I have two dataframes:
df = pd.DataFrame({"ID":[111,111,111,222,222,333,333],
"Name":['aaa','xxx','yyy','bbb','xxx','ccc','yyy']})
region = pd.DataFrame({"ID":[111,222,333,111,222,111],
"Name":['aaa','bbb','yyy','xxx','yyy','yyy'],
"Region": ['west','north','east','west','north','south']})

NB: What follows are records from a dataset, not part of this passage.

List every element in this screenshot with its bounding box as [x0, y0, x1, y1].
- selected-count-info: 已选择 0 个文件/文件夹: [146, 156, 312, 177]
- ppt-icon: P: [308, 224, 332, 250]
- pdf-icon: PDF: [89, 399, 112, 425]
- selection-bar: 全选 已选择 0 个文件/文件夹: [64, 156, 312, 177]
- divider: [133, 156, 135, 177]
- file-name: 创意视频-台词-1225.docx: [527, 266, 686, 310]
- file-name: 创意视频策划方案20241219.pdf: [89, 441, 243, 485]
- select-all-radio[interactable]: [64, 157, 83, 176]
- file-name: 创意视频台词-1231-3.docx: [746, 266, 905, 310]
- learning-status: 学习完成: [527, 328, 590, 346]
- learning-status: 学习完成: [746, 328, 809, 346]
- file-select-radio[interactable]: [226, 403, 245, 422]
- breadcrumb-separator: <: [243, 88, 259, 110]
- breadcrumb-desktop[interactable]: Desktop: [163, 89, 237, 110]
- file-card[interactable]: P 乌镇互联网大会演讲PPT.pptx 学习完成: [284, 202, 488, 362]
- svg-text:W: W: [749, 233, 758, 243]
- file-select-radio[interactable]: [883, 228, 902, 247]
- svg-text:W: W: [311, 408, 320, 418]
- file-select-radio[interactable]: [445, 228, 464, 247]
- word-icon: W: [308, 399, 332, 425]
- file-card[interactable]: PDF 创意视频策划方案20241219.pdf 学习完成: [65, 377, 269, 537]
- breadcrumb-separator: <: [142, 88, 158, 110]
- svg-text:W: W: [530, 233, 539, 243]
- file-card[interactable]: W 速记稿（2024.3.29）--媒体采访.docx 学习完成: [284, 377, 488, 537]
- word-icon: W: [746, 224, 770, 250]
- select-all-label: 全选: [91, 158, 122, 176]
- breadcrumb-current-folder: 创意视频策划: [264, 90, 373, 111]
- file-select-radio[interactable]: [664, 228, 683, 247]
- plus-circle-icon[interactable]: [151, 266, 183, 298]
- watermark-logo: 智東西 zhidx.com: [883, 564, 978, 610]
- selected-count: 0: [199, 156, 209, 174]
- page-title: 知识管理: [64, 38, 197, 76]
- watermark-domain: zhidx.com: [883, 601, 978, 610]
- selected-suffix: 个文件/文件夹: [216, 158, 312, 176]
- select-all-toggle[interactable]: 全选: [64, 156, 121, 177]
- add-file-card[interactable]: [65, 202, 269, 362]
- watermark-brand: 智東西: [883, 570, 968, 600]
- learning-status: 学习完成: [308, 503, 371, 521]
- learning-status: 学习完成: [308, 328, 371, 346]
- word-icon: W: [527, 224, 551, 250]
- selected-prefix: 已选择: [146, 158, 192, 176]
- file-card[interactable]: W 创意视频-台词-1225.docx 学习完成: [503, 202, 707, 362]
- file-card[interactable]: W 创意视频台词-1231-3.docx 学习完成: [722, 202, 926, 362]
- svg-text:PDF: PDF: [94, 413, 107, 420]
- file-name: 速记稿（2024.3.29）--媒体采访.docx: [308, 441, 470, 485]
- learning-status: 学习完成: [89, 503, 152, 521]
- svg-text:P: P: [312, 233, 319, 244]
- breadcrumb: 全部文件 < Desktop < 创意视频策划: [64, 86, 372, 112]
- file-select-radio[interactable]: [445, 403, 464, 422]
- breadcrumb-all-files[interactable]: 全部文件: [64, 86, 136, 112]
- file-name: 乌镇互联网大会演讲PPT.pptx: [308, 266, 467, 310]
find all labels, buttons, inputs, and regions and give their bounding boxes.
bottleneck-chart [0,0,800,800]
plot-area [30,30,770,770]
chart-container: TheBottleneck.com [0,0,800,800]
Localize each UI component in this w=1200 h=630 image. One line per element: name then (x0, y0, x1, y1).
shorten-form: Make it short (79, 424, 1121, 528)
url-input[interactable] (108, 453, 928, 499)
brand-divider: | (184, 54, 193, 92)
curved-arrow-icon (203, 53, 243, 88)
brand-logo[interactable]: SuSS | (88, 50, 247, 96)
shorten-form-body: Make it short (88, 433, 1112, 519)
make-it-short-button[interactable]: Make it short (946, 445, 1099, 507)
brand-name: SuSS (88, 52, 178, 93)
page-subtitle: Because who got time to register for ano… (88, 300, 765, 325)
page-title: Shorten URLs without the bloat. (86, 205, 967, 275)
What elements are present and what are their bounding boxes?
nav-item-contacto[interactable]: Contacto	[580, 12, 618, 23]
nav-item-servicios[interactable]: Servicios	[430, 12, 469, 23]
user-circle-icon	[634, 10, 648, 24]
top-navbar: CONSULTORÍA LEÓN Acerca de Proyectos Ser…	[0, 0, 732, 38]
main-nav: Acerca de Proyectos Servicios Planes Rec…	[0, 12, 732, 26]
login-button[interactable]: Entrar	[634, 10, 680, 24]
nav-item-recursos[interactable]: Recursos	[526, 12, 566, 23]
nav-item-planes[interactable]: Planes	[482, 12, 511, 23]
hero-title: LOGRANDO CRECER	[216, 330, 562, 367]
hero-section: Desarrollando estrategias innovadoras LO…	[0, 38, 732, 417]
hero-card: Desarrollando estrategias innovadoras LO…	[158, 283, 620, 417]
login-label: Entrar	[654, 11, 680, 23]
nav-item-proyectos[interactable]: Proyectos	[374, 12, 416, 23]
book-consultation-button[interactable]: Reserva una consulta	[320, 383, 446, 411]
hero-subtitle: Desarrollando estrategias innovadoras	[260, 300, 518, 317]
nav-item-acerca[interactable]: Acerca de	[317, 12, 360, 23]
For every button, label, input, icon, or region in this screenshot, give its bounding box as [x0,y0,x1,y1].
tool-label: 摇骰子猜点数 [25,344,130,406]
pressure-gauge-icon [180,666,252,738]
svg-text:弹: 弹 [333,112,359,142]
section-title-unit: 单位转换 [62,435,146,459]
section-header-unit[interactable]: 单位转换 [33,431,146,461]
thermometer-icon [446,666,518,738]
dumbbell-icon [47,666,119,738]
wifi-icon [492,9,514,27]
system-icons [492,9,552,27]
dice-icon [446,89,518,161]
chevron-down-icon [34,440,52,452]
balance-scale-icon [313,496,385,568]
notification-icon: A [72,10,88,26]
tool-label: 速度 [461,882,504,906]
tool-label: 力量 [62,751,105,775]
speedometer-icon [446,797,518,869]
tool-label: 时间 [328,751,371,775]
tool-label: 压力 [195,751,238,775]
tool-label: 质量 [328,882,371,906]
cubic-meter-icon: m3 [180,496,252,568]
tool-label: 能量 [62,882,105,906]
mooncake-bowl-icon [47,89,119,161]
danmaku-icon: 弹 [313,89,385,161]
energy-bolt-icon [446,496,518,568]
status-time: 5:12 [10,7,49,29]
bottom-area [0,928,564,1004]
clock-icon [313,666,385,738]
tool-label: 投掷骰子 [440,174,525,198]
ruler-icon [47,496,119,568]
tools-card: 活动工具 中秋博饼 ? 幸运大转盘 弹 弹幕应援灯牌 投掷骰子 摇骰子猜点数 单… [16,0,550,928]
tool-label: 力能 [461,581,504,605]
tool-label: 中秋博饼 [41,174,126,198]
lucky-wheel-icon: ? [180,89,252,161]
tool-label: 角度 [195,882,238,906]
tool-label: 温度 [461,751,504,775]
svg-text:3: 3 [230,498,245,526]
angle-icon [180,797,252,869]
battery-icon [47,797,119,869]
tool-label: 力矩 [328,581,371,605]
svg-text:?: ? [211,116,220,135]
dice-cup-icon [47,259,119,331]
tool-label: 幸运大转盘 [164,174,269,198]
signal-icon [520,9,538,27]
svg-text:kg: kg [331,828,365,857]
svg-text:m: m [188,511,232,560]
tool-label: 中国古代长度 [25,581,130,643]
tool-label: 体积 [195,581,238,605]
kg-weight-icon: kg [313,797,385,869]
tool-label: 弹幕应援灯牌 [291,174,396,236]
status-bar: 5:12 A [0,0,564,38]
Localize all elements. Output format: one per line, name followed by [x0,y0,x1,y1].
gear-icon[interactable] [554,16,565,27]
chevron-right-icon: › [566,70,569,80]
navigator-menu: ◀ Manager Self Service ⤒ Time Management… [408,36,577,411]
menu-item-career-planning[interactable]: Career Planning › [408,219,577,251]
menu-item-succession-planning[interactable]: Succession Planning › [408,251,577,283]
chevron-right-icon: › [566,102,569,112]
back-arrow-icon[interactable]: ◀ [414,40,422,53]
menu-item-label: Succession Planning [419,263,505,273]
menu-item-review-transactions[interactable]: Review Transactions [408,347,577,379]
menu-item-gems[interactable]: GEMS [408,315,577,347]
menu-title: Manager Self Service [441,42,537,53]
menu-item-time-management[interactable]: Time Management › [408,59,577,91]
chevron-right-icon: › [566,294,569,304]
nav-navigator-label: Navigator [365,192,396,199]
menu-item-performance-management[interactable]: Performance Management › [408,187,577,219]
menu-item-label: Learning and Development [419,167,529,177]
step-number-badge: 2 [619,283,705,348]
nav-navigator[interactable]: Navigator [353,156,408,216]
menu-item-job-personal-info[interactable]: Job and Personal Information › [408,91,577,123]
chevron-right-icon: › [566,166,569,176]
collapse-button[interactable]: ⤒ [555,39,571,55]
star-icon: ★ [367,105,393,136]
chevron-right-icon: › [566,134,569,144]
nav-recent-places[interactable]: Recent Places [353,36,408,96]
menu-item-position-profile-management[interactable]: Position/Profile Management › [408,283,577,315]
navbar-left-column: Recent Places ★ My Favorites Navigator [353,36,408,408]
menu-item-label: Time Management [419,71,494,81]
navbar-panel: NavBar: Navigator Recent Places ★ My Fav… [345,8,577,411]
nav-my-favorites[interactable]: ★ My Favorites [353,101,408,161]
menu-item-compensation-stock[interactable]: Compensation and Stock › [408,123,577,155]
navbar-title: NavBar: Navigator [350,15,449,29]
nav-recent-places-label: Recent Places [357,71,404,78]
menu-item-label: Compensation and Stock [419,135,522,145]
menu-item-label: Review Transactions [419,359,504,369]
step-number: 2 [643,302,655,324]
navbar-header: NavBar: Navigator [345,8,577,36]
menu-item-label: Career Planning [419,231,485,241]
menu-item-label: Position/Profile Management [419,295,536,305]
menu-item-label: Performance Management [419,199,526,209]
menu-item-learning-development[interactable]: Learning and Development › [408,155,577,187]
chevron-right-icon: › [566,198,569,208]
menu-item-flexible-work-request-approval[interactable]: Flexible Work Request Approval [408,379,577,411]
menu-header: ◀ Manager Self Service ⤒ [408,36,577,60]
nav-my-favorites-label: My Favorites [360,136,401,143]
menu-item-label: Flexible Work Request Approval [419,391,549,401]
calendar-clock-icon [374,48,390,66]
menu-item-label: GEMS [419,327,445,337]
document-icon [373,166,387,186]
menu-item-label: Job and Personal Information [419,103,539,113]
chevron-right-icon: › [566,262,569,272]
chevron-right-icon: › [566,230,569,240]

which produce the following tables:
df:
ID Name
0 111 aaa
1 111 xxx
2 111 yyy
3 222 bbb
4 222 xxx
5 333 ccc
6 333 yyy
region:
ID Name Region
0 111 aaa west
1 222 bbb north
2 333 yyy east
3 111 xxx west
4 222 yyy north
5 111 yyy south
Essentially I want to map the Region column in region
to the data in df
. But as you can see both ID and Name have duplicate values. Therefore what I want to do is to first group the data based on ID, and then map the names one group at a time (there should not be any duplicate Names per ID group). For example, if we focus on ID 111, we get the following subsets:
df:
ID Name
0 111 aaa
1 111 xxx
2 111 yyy
region:
ID Name Region
0 111 aaa west
3 111 xxx west
5 111 yyy south
And now we can map Region from region
to the data in df
.
So far the only solution I have come up with is to manually subset df
based on the ID groupings, perform the matching, and then concat the individual tables. But my actual dataset contains more than 100K records, which makes it a very slow task. Is there a way to map the values using the above logic but in one execution?